"Cultures of Caring" reported these findings about American minority groups and charitable giving to religious institutions and organizations:
African-Americans The church is the most significant beneficiary of African-American charity. The report noted that a survey by the Independent Sector from 1988 to 1996 revealed that 44% of African-Americans say they give to the church.
Giving to religious or spiritual activities by Native Americans is very individual and informal. This type of giving often centers on specific rituals and ceremonial activities (feasts, powwows, honorings, potlatches, giveaways, etc.).
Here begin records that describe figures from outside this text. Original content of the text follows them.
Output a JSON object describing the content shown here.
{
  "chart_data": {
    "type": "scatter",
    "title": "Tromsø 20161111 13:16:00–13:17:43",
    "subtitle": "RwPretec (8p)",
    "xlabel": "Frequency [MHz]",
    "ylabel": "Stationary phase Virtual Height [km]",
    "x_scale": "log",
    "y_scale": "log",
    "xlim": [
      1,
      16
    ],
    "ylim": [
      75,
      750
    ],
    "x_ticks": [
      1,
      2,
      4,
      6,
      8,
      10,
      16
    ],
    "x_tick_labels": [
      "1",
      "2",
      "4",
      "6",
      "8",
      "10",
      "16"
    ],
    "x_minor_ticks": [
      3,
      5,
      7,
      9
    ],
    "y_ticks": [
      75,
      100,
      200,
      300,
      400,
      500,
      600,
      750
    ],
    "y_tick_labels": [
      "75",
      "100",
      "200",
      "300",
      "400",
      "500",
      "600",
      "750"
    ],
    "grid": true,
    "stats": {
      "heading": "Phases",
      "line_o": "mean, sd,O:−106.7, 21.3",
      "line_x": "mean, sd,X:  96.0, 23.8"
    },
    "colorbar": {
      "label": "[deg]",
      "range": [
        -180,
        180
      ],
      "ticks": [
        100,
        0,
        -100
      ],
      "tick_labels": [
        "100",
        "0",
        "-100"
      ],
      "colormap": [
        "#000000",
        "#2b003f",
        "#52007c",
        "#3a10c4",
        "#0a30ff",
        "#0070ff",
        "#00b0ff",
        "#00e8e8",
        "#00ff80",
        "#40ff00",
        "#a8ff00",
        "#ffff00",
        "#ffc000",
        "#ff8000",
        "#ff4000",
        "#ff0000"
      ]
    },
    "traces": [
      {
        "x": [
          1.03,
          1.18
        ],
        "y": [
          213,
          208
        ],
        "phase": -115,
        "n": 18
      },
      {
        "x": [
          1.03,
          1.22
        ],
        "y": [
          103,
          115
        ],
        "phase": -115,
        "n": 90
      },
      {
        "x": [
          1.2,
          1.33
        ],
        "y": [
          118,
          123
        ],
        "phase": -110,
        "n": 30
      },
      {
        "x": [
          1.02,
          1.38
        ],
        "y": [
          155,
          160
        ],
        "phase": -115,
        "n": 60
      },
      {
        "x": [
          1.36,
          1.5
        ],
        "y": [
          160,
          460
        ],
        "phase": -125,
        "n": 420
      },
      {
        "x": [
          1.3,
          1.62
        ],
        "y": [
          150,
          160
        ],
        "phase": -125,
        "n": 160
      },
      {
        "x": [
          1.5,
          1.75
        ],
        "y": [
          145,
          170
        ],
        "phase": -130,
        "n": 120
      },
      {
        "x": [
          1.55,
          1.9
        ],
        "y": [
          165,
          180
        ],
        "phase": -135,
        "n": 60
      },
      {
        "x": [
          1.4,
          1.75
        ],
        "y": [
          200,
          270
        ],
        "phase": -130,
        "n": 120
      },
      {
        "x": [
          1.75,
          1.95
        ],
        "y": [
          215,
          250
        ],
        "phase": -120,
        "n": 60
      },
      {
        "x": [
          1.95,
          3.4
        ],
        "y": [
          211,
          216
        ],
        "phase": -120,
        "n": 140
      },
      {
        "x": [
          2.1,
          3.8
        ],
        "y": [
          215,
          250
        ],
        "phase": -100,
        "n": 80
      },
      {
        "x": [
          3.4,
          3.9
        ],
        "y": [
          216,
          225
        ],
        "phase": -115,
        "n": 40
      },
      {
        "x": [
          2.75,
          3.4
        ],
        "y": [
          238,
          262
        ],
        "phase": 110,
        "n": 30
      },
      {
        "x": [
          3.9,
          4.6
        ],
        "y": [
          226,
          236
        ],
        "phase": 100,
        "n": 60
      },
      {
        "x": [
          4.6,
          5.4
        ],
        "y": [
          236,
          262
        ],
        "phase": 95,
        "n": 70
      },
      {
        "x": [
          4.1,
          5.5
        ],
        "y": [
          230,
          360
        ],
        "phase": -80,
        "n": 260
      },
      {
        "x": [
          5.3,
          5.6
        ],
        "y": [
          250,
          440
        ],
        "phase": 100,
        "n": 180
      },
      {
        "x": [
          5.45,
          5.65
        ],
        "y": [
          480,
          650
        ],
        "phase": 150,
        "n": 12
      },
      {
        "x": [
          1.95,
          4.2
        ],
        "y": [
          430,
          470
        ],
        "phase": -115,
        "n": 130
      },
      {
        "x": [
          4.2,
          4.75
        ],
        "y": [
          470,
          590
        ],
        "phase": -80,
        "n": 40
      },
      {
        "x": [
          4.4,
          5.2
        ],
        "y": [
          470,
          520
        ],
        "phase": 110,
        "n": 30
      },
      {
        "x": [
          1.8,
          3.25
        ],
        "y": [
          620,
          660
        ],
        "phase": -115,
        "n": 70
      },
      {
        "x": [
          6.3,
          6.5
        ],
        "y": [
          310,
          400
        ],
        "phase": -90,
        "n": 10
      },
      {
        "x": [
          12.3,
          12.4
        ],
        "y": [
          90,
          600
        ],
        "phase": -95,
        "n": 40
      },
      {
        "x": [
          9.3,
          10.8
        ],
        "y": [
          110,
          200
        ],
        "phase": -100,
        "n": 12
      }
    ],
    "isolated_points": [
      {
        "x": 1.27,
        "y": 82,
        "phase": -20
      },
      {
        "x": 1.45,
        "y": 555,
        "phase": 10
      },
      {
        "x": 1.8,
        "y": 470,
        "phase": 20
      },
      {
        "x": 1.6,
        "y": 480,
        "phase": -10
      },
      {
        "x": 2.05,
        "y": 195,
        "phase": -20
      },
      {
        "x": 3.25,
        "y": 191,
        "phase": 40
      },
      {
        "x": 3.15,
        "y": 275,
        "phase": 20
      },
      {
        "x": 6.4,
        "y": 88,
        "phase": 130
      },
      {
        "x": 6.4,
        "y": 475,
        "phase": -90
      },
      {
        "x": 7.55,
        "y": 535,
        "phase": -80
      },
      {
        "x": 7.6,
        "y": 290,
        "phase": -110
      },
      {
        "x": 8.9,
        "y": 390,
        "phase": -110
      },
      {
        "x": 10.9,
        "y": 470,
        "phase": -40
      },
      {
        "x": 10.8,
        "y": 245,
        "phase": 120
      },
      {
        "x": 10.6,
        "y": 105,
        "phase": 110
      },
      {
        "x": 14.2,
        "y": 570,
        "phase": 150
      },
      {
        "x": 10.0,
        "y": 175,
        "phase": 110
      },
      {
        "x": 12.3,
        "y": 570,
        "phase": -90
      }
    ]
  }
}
Native Americans often are involved in mainstream religious giving through larger groups with mainstream ties, such as the National Tekakwitha Conference, a Roman Catholic organization with Native leadership that focuses on the relationship of indigenous spirituality and Christianity.
The most significant portion of Latino institutional giving is targeted to religious groups. Because more than 70 percent of U.S. Latinos are Catholic, the Catholic Church has been the traditional beneficiary of this giving.
Protestant evangelical groups have begun experiencing significant increases in Latino followers and their charitable gifts.
Due in part to the fact tha Asian-Americans practice a wide variety of religious traditions, little documentation of the practice and extent of giving to churches and temples by Asian Americans exists.
Asian-American Christian churches are often important providers of human services in their communities.